Application security

Understanding hackers: The insider threat

“Oh, we’re good, we do external penetration testing.”

Have you heard people say this (or perhaps even said it yourself)?

Companies often think of attackers as something that comes from the outside, yet overlook the far more dangerous threat: attackers from within. Have you adequately considered how the people you already know and trust might actually be a threat vector?

Download Ted's free ebook, "How to secure your software faster and better."

Get Your Copy

Furthermore, even companies who are considering the insider threat often mistake it as a single attacker type, when it’s actually a collection of attacker types. Some act opportunistically, while others simply make a mistake. Some were once trustworthy but then become disgruntled, while others act maliciously from the outset. 

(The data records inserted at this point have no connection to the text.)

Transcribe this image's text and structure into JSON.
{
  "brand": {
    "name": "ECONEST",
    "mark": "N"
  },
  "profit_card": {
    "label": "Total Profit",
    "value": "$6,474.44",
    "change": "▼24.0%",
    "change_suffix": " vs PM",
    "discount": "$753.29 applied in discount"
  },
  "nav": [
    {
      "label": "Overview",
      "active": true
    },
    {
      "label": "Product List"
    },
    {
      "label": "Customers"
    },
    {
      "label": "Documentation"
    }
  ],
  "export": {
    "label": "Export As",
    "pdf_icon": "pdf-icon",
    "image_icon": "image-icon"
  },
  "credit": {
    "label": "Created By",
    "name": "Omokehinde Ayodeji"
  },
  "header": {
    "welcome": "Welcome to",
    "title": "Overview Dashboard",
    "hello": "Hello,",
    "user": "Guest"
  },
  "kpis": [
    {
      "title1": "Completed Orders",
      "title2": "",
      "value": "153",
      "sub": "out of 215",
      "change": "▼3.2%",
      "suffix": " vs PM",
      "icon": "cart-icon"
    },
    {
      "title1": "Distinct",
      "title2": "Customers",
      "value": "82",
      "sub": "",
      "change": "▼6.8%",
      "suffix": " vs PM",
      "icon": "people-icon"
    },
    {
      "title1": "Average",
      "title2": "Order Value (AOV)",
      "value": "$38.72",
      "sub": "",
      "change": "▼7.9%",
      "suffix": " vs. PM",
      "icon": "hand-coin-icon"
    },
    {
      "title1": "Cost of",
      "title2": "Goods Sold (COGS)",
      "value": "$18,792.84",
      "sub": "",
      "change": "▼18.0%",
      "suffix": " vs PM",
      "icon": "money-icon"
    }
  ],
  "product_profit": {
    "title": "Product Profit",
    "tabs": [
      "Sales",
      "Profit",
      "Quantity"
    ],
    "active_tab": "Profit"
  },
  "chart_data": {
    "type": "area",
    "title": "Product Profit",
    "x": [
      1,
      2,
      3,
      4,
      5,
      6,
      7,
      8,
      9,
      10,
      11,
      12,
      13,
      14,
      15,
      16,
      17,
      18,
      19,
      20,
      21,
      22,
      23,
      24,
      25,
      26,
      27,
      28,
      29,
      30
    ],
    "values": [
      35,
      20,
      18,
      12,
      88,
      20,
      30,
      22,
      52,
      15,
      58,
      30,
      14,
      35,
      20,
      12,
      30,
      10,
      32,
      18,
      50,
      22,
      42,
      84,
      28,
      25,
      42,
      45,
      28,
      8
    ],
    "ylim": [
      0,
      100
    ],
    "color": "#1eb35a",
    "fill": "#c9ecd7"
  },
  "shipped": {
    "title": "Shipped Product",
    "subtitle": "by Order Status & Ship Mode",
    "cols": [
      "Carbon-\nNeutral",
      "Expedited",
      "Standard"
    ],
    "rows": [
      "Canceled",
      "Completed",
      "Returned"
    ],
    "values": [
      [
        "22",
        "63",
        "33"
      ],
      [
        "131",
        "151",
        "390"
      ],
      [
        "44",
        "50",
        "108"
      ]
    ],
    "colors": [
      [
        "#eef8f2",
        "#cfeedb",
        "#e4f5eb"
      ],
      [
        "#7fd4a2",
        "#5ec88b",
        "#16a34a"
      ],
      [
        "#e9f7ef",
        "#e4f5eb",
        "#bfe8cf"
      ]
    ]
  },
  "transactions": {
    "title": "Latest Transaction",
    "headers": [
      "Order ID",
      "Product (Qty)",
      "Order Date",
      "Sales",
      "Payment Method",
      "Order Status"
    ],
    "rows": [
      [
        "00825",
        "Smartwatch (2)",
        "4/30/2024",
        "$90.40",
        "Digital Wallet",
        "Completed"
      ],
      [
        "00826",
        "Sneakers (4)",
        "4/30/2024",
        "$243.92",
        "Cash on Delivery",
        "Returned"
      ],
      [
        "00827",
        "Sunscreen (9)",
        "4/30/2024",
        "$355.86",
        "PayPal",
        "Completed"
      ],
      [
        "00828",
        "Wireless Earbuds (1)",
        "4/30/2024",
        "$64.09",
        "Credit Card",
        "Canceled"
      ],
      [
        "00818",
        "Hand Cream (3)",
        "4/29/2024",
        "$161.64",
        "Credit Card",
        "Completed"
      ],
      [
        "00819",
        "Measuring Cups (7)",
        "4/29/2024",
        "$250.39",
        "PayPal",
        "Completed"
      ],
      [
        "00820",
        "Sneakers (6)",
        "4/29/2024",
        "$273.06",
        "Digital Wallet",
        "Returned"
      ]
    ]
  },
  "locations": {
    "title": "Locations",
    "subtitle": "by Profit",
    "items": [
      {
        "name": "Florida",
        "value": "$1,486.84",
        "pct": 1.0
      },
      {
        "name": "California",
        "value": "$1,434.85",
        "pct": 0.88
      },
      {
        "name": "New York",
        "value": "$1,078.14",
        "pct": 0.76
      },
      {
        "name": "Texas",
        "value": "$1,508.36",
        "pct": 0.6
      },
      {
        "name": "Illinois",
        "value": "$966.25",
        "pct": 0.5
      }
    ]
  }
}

These insiders pose a real risk, and if your security approach doesn’t consider attacks coming from both external and internal attackers, it’s time to look inside. 

Who is an insider threat?

As we talk about attackers, let’s make sure we understand that despite what the media might suggest, “hackers” aren’t inherently bad: that term simply refers to someone who makes things behave differently than intended. Good guys do that too. In this article, we’ll explore the bad kind of hackers, the ones who do harm to your company, especially from the inside.

So, the first question we need to answer is this: who is a potential insider threat?

Many people think that an insider is an employee. That is often true. However, being an insider is not about employment status; it’s about having elevated trust and elevated access. 

Elevated trust means this person is trusted more than other people. There is confidence that this person will not harm the company. Elevated access means this person can access more systems and more assets than other people. This person was hired to perform a job and provided the means to do it. 

Insiders have these conditions; an adversary attacking from outside the company does not. All employees have these conditions, of course. However, other trusted parties do, too. Your vendors, third-party integration partners, consultants, advisors, board members, janitors, shareholders and maybe even your family members can all become the insider threat, too.

Understanding motivations

To combat an internal attacker, it’s important to understand their motivations. Why are they attacking your company? Generally, the insider threat falls into four categories: accidental insider, opportunistic insider, disgruntled insider or malicious insider. 

The first is when someone acts accidentally. They are otherwise trustworthy and don’t mean to harm your company — they just do something dumb. Even the smartest people click malicious links, download malicious attachments, give up passwords and plug in malicious USB devices. It’s up to you to protect your systems against employees making a mistake that could result in a breach. 

The second, an opportunistic insider, is motivated by personal gain if — and only if — they think they can get away with it. They don’t set out to harm your company, but if a good opportunity arises to obtain some personal benefit, they’ll try. This attacker matters to every company because you must provide access to insiders, and some may attack if they think they can get away with it.

The third type is the disgruntled insider. These individuals are motivated primarily by revenge. They start as loyal people, but then something changes. Maybe they are denied a promotion or a contract, or disagree with a stance taken by the CEO. As a result, they become angry and set out to hurt your company.

Finally, the most dangerous attacker is the malicious insider. This is someone working with an outside group (such as a nation-state or organized crime) to actively harm your company. In some cases, the malicious insiders are already an agent when seeking a job or contract with you; in other cases, they’re recruited later. Your enemies know that getting an insider is the most effective way to achieve their malicious goals, which is why it’s so important to protect against exploitation from the inside. 

Identify and secure your attack surfaces

Now that you understand where insider attacks might come from, you’ll want to protect against them as best as you can. To do that, you need to identify and secure your attack surfaces. 

Attack surfaces include any points where data is transferred or accessed. These are the areas where your system is most vulnerable. This might include your web app’s front end, interfaces such as your API or your system’s backend. 

Ask yourself, “Where can users interact with the system? Where can other systems interact with this system? What third-party integrations does the system rely on?” 

Examine each of the attack surfaces with a malicious mindset, considering how an attacker might exploit the system from an insider’s vantage point. 

Don’t assume you know who will attack

As humans, we often want to trust those we work closely with. After all, your coworkers, contractors and vendors have all passed some sort of trustworthiness sniff test in the first place. It can feel unnatural to be suspicious of those people. However, to successfully defend — especially against attacks originating from the insider threat — it’s imperative that we must understand this collection of attackers.

Some insiders might want to harm your company, others are simply waiting for the right opportunity to present itself, and some are motivated to cause damage. Don’t consider attacks only from the outside; instead, consider the insider threat. And don’t think of them as a single group either; understand the differences between the different types of insiders.

When you do these things, you set yourself up for security success.